PBGC has not taken the position that all Taft-Hartley plans are defined benefit plans subject to Title IV of the Act. PBGC

has taken the position that a plan is not excluded from Title IV, or from being a defined benefit plan, merely because

employer contributions are limited to a fixed cents per hour contribution by a collective bargaining agreement between an

employer and a union.

ERISA provides that a defined benefit plan is a pension plan other than an individual account plan. Act, § 3(35). An

individual account plan is defined as any plan which maintains individual accounts for each participant and provides for

benefits based solely on the amounts in a participant's account. Act, § 3(34). Unless it is excluded from coverage for

some other reason, any plan that does not meet the definition of an individual account plan is a defined benefit plan,

The provisions of ERISA evolved slowly over several years of Congressional study and research. Examinations of the

structure of pension plans in the United States indicated that many plans are funded by fixed employer contributions,

even though the plans provide for a defined benefit.
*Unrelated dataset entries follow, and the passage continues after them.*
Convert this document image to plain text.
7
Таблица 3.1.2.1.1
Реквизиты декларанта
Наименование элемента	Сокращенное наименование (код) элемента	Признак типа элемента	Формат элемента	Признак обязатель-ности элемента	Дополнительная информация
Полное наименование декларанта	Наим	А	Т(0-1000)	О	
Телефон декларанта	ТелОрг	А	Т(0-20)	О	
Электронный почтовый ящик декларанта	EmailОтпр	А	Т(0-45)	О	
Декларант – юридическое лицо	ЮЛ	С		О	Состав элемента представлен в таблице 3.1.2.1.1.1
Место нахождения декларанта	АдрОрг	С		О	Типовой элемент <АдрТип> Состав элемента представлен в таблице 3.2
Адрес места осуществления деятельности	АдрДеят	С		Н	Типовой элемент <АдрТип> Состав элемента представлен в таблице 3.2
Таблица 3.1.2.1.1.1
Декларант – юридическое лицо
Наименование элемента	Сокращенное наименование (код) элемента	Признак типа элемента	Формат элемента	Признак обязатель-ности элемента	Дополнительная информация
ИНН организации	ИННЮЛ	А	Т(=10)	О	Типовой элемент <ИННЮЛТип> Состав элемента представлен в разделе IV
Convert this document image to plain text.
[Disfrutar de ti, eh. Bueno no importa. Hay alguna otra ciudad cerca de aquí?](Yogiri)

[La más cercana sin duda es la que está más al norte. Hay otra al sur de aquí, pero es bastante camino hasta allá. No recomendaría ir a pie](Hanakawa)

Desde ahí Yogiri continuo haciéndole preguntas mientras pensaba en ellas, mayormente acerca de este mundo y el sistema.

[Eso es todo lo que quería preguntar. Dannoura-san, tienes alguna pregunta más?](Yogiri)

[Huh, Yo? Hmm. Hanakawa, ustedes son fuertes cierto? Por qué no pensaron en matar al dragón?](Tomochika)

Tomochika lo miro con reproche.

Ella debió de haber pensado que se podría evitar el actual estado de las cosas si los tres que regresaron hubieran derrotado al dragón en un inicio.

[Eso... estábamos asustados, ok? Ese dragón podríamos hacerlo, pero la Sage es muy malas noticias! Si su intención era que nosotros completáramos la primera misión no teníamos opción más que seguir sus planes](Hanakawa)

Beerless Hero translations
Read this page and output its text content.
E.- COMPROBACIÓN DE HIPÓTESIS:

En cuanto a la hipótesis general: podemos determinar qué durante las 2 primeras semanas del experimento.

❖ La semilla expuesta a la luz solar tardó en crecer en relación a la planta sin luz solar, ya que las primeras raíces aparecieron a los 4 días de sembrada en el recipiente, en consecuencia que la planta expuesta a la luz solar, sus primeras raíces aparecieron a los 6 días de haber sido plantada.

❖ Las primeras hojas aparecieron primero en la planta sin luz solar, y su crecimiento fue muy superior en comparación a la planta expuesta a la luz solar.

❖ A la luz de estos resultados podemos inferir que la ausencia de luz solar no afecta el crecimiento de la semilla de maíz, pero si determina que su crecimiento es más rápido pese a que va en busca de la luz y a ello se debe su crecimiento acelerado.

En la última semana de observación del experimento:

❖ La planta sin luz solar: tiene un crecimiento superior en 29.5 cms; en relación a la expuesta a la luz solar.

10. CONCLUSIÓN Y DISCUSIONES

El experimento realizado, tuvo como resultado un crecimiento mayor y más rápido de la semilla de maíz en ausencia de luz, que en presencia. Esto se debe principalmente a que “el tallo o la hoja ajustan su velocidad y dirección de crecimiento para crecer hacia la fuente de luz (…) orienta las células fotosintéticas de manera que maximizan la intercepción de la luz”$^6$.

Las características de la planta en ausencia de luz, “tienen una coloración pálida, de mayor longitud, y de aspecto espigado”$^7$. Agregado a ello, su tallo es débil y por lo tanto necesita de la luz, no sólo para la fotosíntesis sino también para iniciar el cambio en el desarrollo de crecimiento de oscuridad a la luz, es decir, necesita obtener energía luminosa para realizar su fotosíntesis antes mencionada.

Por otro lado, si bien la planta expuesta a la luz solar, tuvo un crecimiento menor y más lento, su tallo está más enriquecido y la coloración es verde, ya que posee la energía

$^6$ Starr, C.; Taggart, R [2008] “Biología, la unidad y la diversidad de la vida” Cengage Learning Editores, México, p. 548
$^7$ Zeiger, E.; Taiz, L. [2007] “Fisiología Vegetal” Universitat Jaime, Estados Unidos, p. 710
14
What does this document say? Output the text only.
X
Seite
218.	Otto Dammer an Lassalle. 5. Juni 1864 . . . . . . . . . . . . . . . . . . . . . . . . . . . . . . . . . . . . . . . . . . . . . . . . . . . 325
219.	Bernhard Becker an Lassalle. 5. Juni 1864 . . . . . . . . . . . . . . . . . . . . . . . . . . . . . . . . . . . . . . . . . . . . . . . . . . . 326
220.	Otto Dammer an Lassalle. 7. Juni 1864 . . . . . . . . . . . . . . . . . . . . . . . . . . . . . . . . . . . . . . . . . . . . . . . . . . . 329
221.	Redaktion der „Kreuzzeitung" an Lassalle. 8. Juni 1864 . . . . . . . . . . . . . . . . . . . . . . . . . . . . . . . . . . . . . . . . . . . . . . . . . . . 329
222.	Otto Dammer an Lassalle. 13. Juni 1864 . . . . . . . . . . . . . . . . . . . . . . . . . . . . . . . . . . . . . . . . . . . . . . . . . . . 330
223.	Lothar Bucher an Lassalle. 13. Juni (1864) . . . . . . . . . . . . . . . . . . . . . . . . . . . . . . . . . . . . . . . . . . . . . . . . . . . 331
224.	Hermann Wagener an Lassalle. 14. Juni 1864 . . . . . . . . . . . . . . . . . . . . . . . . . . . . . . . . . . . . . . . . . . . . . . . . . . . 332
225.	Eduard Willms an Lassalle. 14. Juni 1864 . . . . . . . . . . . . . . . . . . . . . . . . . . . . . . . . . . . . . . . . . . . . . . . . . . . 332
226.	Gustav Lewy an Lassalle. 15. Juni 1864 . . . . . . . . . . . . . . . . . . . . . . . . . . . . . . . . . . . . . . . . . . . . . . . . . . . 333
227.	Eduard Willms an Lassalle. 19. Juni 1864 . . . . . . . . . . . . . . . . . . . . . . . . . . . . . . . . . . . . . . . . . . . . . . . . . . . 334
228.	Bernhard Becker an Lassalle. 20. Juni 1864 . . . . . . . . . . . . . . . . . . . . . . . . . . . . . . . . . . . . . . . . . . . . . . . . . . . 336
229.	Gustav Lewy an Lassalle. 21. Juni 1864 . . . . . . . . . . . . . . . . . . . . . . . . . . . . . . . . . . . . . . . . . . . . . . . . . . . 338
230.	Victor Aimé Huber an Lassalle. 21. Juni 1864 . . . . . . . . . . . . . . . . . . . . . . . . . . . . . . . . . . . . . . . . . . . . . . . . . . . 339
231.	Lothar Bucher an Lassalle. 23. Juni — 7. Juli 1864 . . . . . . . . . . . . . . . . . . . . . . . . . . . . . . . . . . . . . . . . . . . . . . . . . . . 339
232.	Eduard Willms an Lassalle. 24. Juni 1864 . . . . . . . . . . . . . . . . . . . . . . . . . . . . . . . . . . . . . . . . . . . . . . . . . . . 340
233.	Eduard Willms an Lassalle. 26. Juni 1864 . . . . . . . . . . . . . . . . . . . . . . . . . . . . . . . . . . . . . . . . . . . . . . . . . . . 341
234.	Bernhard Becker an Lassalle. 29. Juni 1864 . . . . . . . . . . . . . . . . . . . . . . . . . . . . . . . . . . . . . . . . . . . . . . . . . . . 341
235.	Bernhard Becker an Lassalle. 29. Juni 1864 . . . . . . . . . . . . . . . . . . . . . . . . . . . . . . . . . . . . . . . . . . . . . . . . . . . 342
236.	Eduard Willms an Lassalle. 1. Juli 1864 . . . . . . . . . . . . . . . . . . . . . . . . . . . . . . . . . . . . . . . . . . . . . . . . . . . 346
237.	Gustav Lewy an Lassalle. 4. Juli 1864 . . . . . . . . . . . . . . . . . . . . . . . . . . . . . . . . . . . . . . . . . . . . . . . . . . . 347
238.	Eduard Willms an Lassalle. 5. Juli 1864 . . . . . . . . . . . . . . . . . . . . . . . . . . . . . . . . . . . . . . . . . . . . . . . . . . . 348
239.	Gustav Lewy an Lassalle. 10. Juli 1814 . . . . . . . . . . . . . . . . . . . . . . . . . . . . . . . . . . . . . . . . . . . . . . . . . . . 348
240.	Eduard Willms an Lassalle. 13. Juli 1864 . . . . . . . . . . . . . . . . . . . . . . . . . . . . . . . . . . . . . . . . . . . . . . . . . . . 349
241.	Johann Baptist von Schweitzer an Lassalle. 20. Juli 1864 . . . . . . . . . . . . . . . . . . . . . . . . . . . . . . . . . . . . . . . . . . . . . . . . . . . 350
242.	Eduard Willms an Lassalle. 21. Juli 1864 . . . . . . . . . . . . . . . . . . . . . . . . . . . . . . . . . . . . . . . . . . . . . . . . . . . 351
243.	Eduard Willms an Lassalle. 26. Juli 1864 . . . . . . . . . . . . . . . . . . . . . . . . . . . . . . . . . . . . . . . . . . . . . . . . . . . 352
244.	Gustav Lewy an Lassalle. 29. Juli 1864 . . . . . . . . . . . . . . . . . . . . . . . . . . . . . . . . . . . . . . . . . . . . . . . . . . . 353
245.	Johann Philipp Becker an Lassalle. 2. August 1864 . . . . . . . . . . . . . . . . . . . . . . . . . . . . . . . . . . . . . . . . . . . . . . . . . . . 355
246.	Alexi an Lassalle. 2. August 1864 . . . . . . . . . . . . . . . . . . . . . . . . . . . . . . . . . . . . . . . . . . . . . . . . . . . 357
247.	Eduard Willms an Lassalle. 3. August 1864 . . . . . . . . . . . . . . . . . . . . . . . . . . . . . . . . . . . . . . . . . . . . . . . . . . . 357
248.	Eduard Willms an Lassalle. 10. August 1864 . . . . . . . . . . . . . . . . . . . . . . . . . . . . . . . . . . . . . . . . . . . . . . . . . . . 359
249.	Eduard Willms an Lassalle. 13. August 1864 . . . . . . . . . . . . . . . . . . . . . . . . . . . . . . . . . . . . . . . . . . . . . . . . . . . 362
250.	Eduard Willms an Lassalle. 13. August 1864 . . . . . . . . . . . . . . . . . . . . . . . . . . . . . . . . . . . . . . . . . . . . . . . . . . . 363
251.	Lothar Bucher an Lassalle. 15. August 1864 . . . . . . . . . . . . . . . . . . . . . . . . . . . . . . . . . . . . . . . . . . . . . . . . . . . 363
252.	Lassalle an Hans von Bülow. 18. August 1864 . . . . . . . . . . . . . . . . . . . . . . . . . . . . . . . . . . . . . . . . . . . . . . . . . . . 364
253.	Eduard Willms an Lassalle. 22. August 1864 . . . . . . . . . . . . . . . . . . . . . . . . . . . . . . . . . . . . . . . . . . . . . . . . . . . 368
Congressional studies and hearings also showed that thousands of

plan participants lost their pension benefits because employers limited their liability for the payment of benefits solely to

the making of contributions to the pension plan. If, upon plan termination, an employer's fixed contribution rate proved

inadequate to fund promised plan benefits, plan participants lost their benefits. Because plans established in this fashion

can terminate with insufficent assets to pay promised plan benefits, Congress determined that benefits provided by this

type of plan should be covered by the Title IV insurance program.

Congress was obviously aware that many Taft-Hartley plans are also established to provide defined benefits funded by a

fixed rate of employer contributions. However, in enacting Title IV, Congress made no distinction between Taft-Hartley

plans and other defined benefit plans where the employer is obligated to contribute at a fixed rate. Rather, Congress

clearly sought to protect participants in all defined benefit plans (other than those specifically excluded from coverage)

Thus, under ERISA, if a fixed contribution rate proves to have been inadequate to fund promised plan benefits, upon plan

termination plan participants no longer lose their pensions. Instead, PBGC ascertains the amount of a plan's insufficiency

and pays the benefits guaranteed by Title IV.

I hope the information set forth above gives you a better understanding of PBGC's position on plans subject to Title IV

coverage, including Taft-Hartley plans.